- Dulcot
- Coordinates: 42°47′15″S 147°24′03″E﻿ / ﻿42.7874°S 147.4007°E
- Country: Australia
- State: Tasmania
- Region: Hobart
- LGA: Clarence;
- Location: 19 km (12 mi) NE of Rosny Park;

Government
- • State electorate: Franklin;
- • Federal division: Franklin;

Population
- • Total: 235 (2016 census)
- Postcode: 7025
Localities around Dulcot
| Grasstree Hill | Richmond | Richmond |
| Grasstree Hill | Dulcot | Cambridge |
| Risdon Vale | Cambridge | Cambridge |

= Dulcot, Tasmania =

Dulcot is a rural residential locality in the local government area (LGA) of Clarence in the Hobart LGA region of Tasmania. The locality is about 19 km north-east of the town of Rosny Park.

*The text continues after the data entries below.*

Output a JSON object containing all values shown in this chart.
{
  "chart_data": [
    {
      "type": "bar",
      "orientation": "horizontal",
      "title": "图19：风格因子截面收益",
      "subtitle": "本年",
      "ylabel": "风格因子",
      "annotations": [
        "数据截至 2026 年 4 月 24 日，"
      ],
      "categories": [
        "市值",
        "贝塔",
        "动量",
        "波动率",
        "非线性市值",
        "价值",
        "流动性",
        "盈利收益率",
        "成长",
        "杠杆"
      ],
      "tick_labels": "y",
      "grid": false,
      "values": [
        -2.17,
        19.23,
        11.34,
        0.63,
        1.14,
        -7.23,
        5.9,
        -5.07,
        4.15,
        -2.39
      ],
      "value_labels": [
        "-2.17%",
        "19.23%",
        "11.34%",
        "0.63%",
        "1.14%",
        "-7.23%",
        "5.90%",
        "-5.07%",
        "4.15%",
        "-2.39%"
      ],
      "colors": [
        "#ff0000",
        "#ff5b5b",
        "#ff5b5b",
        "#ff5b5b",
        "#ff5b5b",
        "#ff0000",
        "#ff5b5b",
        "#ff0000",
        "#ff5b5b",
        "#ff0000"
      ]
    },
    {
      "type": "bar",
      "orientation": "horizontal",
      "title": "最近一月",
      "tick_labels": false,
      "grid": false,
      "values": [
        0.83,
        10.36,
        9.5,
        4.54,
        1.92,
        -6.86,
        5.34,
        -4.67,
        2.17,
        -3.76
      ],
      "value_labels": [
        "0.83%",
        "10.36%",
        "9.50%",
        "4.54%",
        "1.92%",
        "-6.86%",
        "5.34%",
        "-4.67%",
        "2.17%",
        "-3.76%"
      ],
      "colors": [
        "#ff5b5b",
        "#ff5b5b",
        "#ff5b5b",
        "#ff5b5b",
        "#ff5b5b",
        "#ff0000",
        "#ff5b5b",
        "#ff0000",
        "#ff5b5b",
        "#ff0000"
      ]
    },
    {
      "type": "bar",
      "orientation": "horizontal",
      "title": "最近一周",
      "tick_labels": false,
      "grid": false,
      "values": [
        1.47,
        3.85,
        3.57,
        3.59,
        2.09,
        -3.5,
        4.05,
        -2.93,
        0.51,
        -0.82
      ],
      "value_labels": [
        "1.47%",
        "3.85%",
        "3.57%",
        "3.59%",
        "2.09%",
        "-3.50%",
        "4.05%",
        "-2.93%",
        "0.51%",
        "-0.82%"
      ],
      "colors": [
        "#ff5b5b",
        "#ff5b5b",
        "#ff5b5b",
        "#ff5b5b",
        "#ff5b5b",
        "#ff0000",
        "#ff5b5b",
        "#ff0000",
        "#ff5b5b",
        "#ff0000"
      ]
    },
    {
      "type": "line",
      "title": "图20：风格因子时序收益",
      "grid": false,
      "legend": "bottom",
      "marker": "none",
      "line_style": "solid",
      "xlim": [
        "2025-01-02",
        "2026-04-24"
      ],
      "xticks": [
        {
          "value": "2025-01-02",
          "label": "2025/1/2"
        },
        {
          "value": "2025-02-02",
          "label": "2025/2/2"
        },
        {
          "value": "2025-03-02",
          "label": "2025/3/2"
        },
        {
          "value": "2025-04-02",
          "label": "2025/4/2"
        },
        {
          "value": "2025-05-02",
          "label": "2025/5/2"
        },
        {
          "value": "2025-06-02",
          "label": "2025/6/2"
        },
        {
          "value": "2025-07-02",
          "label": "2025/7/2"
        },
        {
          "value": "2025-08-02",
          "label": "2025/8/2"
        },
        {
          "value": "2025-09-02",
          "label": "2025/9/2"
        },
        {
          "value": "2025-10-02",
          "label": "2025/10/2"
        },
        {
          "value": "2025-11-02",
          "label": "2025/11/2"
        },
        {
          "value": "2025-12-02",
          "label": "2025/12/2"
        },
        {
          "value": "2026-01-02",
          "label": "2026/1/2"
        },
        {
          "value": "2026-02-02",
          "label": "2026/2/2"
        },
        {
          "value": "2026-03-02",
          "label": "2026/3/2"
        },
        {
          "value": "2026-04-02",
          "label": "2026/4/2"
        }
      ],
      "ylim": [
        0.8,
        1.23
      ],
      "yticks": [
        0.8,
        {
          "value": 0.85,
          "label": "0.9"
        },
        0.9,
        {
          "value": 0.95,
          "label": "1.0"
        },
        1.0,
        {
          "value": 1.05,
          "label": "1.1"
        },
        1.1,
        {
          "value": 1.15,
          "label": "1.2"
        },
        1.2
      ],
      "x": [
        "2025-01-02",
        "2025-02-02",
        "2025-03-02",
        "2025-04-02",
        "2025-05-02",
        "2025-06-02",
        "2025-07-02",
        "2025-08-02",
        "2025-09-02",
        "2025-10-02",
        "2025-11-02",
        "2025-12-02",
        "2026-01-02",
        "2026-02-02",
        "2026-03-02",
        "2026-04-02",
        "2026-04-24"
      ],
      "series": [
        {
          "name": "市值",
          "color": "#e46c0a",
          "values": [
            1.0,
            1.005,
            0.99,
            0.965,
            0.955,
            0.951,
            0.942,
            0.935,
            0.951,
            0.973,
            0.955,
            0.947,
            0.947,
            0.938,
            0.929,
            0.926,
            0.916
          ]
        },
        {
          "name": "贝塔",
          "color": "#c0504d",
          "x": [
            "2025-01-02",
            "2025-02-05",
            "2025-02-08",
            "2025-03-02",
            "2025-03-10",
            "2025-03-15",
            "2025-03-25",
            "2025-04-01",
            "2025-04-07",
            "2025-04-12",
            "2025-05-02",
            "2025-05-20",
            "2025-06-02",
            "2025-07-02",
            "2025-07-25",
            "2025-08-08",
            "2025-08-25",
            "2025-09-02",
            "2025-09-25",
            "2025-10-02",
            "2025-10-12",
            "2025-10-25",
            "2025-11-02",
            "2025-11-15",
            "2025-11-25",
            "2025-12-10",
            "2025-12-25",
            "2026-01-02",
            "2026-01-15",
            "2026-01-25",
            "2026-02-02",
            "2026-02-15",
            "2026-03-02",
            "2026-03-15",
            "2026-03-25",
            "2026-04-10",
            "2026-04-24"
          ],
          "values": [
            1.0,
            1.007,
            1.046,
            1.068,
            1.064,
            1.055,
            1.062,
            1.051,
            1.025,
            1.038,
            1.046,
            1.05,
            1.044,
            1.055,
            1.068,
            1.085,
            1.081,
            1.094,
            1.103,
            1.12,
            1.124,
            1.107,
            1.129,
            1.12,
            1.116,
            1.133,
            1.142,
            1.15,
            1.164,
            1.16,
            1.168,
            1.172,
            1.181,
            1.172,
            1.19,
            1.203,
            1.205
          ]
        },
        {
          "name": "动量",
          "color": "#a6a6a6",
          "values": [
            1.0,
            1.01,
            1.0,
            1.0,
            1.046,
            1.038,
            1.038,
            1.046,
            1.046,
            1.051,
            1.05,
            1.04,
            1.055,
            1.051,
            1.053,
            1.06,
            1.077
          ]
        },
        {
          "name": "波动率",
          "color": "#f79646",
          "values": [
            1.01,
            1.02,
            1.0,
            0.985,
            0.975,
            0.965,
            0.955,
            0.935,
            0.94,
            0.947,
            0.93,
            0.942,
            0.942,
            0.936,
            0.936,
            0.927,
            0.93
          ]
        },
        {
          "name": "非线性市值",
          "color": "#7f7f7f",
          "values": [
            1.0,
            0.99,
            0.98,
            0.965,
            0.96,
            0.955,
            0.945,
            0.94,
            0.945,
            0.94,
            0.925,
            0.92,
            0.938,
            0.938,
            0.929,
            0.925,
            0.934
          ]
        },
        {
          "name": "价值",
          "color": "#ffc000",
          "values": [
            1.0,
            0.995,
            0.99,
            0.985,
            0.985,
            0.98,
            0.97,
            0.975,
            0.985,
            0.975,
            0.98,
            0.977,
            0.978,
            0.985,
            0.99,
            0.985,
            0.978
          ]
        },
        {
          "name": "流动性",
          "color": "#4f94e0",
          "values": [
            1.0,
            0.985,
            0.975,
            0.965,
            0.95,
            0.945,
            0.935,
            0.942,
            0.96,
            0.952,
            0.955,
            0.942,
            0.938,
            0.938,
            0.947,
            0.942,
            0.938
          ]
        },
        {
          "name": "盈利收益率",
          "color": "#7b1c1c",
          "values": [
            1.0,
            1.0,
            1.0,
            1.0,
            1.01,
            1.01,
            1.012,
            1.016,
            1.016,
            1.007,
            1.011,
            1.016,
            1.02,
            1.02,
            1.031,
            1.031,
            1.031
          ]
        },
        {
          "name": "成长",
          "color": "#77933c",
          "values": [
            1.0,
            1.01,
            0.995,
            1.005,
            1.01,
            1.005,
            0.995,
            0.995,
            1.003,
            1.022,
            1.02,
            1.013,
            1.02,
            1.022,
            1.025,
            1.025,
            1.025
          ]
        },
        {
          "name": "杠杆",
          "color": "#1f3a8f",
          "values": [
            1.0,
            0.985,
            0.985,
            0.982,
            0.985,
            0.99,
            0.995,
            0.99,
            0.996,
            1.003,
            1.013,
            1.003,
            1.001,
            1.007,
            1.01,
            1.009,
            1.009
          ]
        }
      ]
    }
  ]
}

The 2016 census recorded a population of 235 for the state suburb of Dulcot.

==History==
Dulcot was gazetted as a locality in 1970. Dulcott (with 2 t's) was a township name in the area by 1845.

==Geography==
Belbin Rivulet forms the south-eastern boundary.

==Road infrastructure==
Route B31 (Richmond Road) passes through the eastern extremity of the locality.